Article 3 (Processing and Retention Period of Personal Information)

  1. The Service processes and retains personal information within the period of retention and use agreed upon by the user at the time of collection.
  2. Retention Period: Until the user withdraws from membership. However, if an investigation or inquiry related to a violation of relevant laws and regulations is in progress, retention shall continue until the investigation or inquiry is completed.
  3. Long-term Non-users: Information of members who have not used the Service for one year may be separately stored, managed, or destroyed.

Article 4 (Provision of Personal Information to Third Parties and Outsourcing)

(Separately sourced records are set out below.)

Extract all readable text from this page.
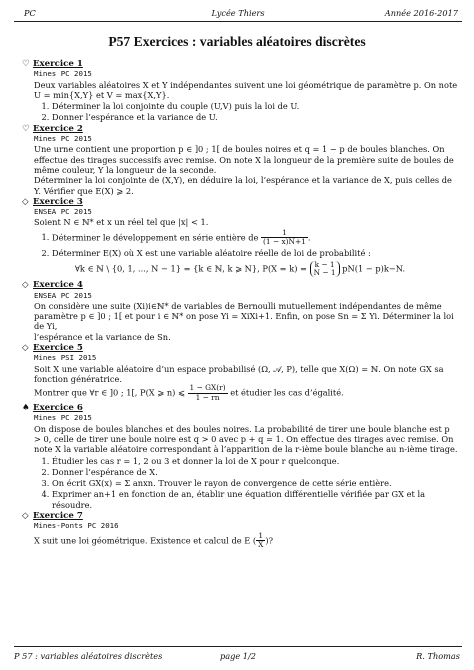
PC	Lycée Thiers	Année 2016-2017
P57 Exercices : variables aléatoires discrètes
♡ Exercice 1
Mines PC 2015
Deux variables aléatoires X et Y indépendantes suivent une loi géométrique de paramètre p. On note U = min{X,Y} et V = max{X,Y}.
1. Déterminer la loi conjointe du couple (U,V) puis la loi de U.
2. Donner l’espérance et la variance de U.
♡ Exercice 2
Mines PC 2015
Une urne contient une proportion p ∈ ]0 ; 1[ de boules noires et q = 1 − p de boules blanches. On effectue des tirages successifs avec remise. On note X la longueur de la première suite de boules de même couleur, Y la longueur de la seconde.
Déterminer la loi conjointe de (X,Y), en déduire la loi, l’espérance et la variance de X, puis celles de Y. Vérifier que E(X) ⩾ 2.
◇ Exercice 3
ENSEA PC 2015
Soient N ∈ ℕ* et x un réel tel que |x| < 1.
1. Déterminer le développement en série entière de $\frac{1}{(1 - x)N+1}$ .
2. Déterminer E(X) où X est une variable aléatoire réelle de loi de probabilité :
∀k ∈ ℕ \ {0, 1, ..., N − 1} = {k ∈ ℕ, k ⩾ N}, P(X = k) = k − 1
N − 1 pN(1 − p)k−N.
◇ Exercice 4
ENSEA PC 2015
On considère une suite (Xi)i∈ℕ* de variables de Bernoulli mutuellement indépendantes de même paramètre p ∈ ]0 ; 1[ et pour i ∈ ℕ* on pose Yi = XiXi+1. Enfin, on pose Sn = Σ Yi. Déterminer la loi de Yi,
l’espérance et la variance de Sn.
◇ Exercice 5
Mines PSI 2015
Soit X une variable aléatoire d’un espace probabilisé (Ω, 𝒜, P), telle que X(Ω) = ℕ. On note GX sa fonction génératrice.
Montrer que ∀r ∈ ]0 ; 1[, P(X ⩾ n) ⩽ $\frac{1 - GX(r)}{1 - rn}$ et étudier les cas d’égalité.
♠ Exercice 6
Mines PC 2015
On dispose de boules blanches et des boules noires. La probabilité de tirer une boule blanche est p > 0, celle de tirer une boule noire est q > 0 avec p + q = 1. On effectue des tirages avec remise. On note X la variable aléatoire correspondant à l’apparition de la r-ième boule blanche au n-ième tirage.
1. Étudier les cas r = 1, 2 ou 3 et donner la loi de X pour r quelconque.
2. Donner l’espérance de X.
3. On écrit GX(x) = Σ anxn. Trouver le rayon de convergence de cette série entière.
4. Exprimer an+1 en fonction de an, établir une équation différentielle vérifiée par GX et la résoudre.
◇ Exercice 7
Mines-Ponts PC 2016
X suit une loi géométrique. Existence et calcul de E ( $\frac{1}{X}$ )?
P 57 : variables aléatoires discrètes	page 1/2	R. Thomas
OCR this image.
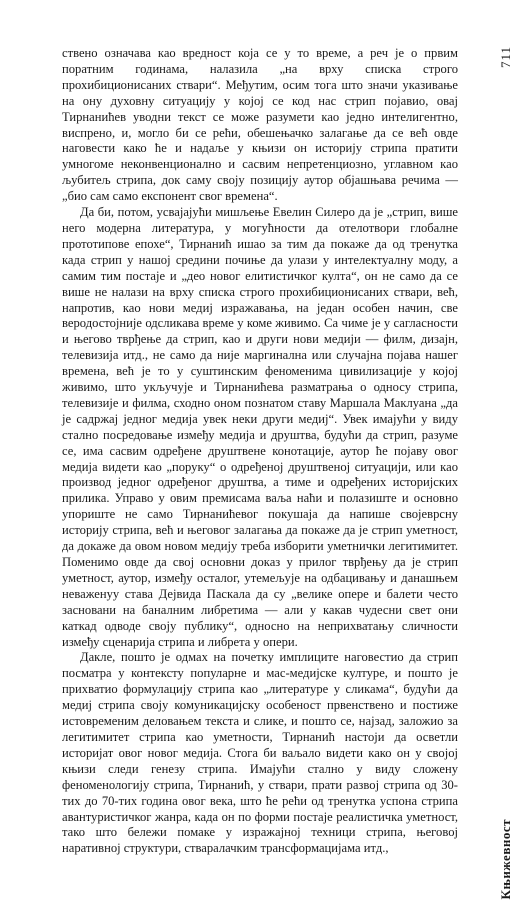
ствено означава као вредност која се у то време, а реч је о првим поратним годинама, налазила „на врху списка строго прохибиционисаних ствари“. Међутим, осим тога што значи указивање на ону духовну ситуацију у којој се код нас стрип појавио, овај Тирнанићев уводни текст се може разумети као једно интелигентно, виспрено, и, могло би се рећи, обешењачко залагање да се већ овде наговести како ће и надаље у књизи он историју стрипа пратити умногоме неконвенционално и сасвим непретенциозно, углавном као љубитељ стрипа, док саму своју позицију аутор објашњава речима — „био сам само експонент свог времена“.

Да би, потом, усвајајући мишљење Евелин Силеро да је „стрип, више него модерна литература, у могућности да отелотвори глобалне прототипове епохе“, Тирнанић ишао за тим да покаже да од тренутка када стрип у нашој средини почиње да улази у интелектуалну моду, а самим тим постаје и „део новог елитистичког култа“, он не само да се више не налази на врху списка строго прохибиционисаних ствари, већ, напротив, као нови медиј изражавања, на један особен начин, све веродостојније одсликава време у коме живимо. Са чиме је у сагласности и његово тврђење да стрип, као и други нови медији — филм, дизајн, телевизија итд., не само да није маргинална или случајна појава нашег времена, већ је то у суштинским феноменима цивилизације у којој живимо, што укључује и Тирнанићева разматрања о односу стрипа, телевизије и филма, сходно оном познатом ставу Маршала Маклуана „да је садржај једног медија увек неки други медиј“. Увек имајући у виду стално посредовање између медија и друштва, будући да стрип, разуме се, има сасвим одређене друштвене конотације, аутор ће појаву овог медија видети као „поруку“ о одређеној друштвеној ситуацији, или као производ једног одређеног друштва, а тиме и одређених историјских прилика. Управо у овим премисама ваља наћи и полазиште и основно упориште не само Тирнанићевог покушаја да напише својеврсну историју стрипа, већ и његовог залагања да покаже да је стрип уметност, да докаже да овом новом медију треба изборити уметнички легитимитет. Поменимо овде да свој основни доказ у прилог тврђењу да је стрип уметност, аутор, између осталог, утемељује на одбацивању и данашњем неваженуу става Дејвида Паскала да су „велике опере и балети често засновани на баналним либретима — али у какав чудесни свет они каткад одводе своју публику“, односно на неприхватању сличности између сценарија стрипа и либрета у опери.

Дакле, пошто је одмах на почетку имплиците наговестио да стрип посматра у контексту популарне и мас-медијске културе, и пошто је прихватио формулацију стрипа као „литературе у сликама“, будући да медиј стрипа своју комуникацијску особеност првенствено и постиже истовременим деловањем текста и слике, и поштo се, најзад, заложио за легитимитет стрипа као уметности, Тирнанић настоји да осветли историјат овог новог медија. Стога би ваљало видети како он у својој књизи следи генезу стрипа. Имајући стално у виду сложену феноменологију стрипа, Тирнанић, у ствари, прати развој стрипа од 30-тих до 70-тих година овог века, што ће рећи од тренутка успона стрипа авантуристичког жанра, када он по форми постаје реалистичка уметност, тако што бележи помаке у изражајној техници стрипа, његовој наративној структури, стваралачким трансформацијама итд.,

711
Књижевност
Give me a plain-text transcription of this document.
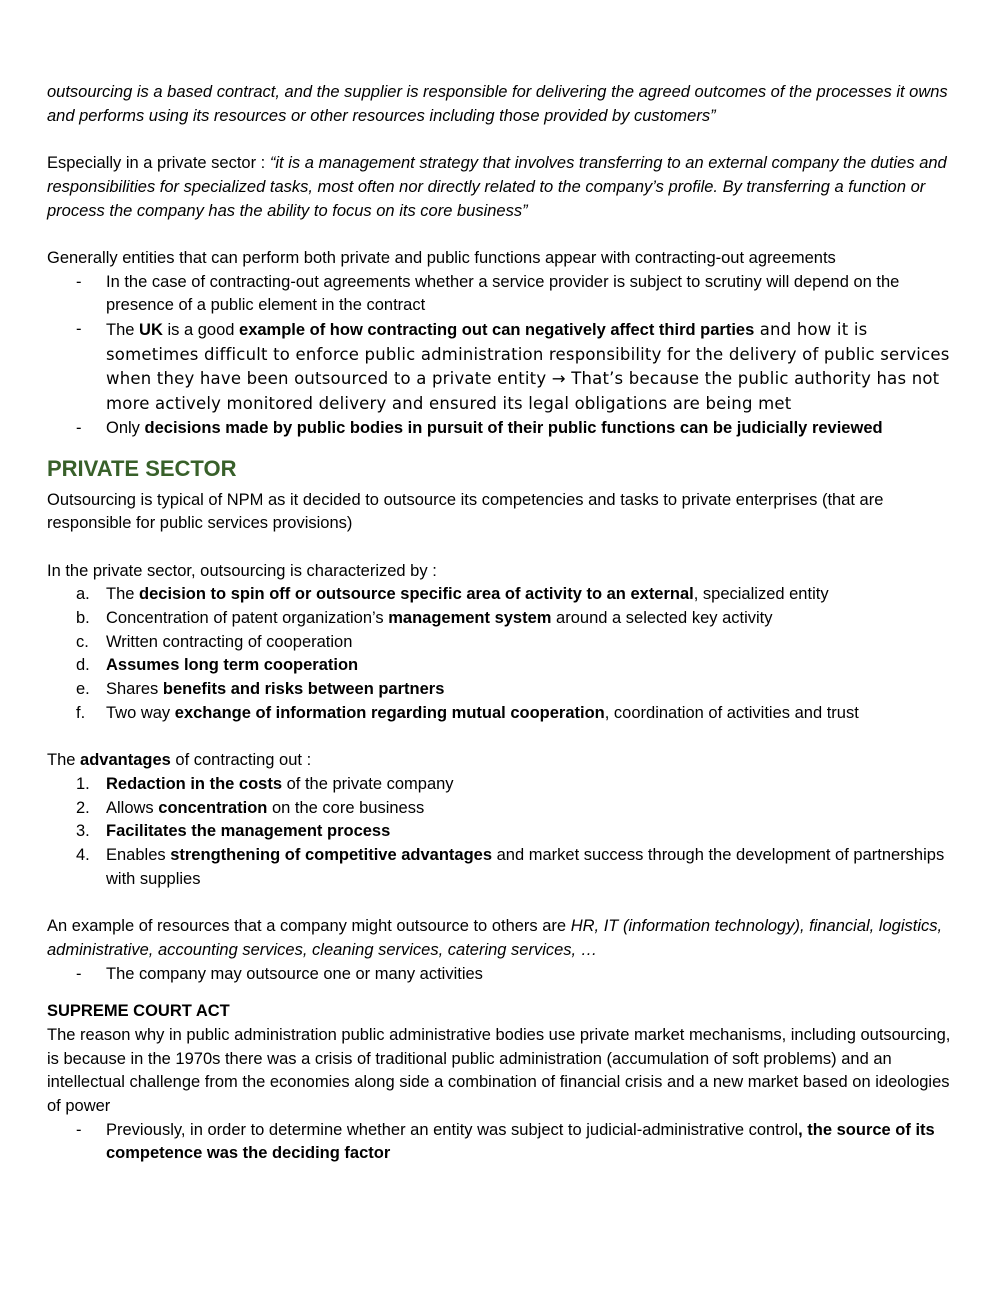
outsourcing is a based contract, and the supplier is responsible for delivering the agreed outcomes of the processes it owns and performs using its resources or other resources including those provided by customers”

Especially in a private sector : “it is a management strategy that involves transferring to an external company the duties and responsibilities for specialized tasks, most often nor directly related to the company’s profile. By transferring a function or process the company has the ability to focus on its core business”

Generally entities that can perform both private and public functions appear with contracting-out agreements

- In the case of contracting-out agreements whether a service provider is subject to scrutiny will depend on the presence of a public element in the contract
- The UK is a good example of how contracting out can negatively affect third parties and how it is sometimes difficult to enforce public administration responsibility for the delivery of public services when they have been outsourced to a private entity → That’s because the public authority has not more actively monitored delivery and ensured its legal obligations are being met
- Only decisions made by public bodies in pursuit of their public functions can be judicially reviewed
PRIVATE SECTOR

Outsourcing is typical of NPM as it decided to outsource its competencies and tasks to private enterprises (that are responsible for public services provisions)

In the private sector, outsourcing is characterized by :

a. The decision to spin off or outsource specific area of activity to an external, specialized entity
b. Concentration of patent organization’s management system around a selected key activity
c. Written contracting of cooperation
d. Assumes long term cooperation
e. Shares benefits and risks between partners
f. Two way exchange of information regarding mutual cooperation, coordination of activities and trust

The advantages of contracting out :

1. Redaction in the costs of the private company
2. Allows concentration on the core business
3. Facilitates the management process
4. Enables strengthening of competitive advantages and market success through the development of partnerships with supplies

An example of resources that a company might outsource to others are HR, IT (information technology), financial, logistics, administrative, accounting services, cleaning services, catering services, …

- The company may outsource one or many activities
SUPREME COURT ACT

The reason why in public administration public administrative bodies use private market mechanisms, including outsourcing, is because in the 1970s there was a crisis of traditional public administration (accumulation of soft problems) and an intellectual challenge from the economies along side a combination of financial crisis and a new market based on ideologies of power

- Previously, in order to determine whether an entity was subject to judicial-administrative control, the source of its competence was the deciding factor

The Service, in principle, does not provide users’ personal information to third parties. However, exceptions are made in the following cases:

  1. Where the user has consented in advance to the provision and disclosure to third parties.
  2. Where required by law, or where requested by investigative agencies according to procedures and methods prescribed by law for investigation purposes.
  3. Notice on the Use of Generative AI Services: The Service may transmit and process text or timeline data entered by the user to external AI services (such as Google Gemini) to provide AI functions (Smart Fill, AI Registration, AI Quiz, etc.). The transmitted data is not used for training the AI model and is processed solely for the purpose of performing the functions.
  4. Outsourcing: To provide the Service smoothly, the following tasks may be outsourced to external companies:
    • Google (Firebase/AdMob/Gemini AI): App usage analysis, advertisement provision, and Generative AI function processing.
    • Supabase: Provision of server (Database, Auth, Storage) and data management for Service operation.
    • Apple: SNS login, iCloud backup/synchronization (if used), and in-app payment processing.

Article 5 (Procedure and Method of Personal Information Destruction)

  1. When personal information becomes unnecessary due to the expiration of the retention period or achievement of the purpose of processing, the Service shall destroy the personal information without delay.
  2. Information in the form of electronic files shall be deleted using technical methods that prevent the reproduction of records.

Article 6 (Rights and Obligations of Users and Method of Exercise)

  1. Users may, at any time, view or correct their registered personal information or request withdrawal from membership.
  2. Local data stored on the device, such as quiz records, can be directly destroyed by the user through in-app settings or by deleting the app. The Service stipulates that users have control (self-determination right) over their local data.

Article 7 (Measures to Ensure the Safety of Personal Information)

The Service takes the following measures to ensure the safety of personal information:

  1. Technical Countermeasures against Hacking, etc.: Encryption of personal information and use of secure communication.
  2. Restriction of Access to Personal Information: Management and restriction of server access rights.

Article 8 (Chief Privacy Officer)

The Service is responsible for overseeing personal information processing operations and designates the following Chief Privacy Officer for handling user complaints and damage relief:

Article 9 (Changes to the Privacy Policy)

This Privacy Policy is effective from the date of implementation, and in the event of addition, deletion, or correction of content due to laws and policies, the changes will be notified through the announcement board 7 days prior to the enforcement date of the changes.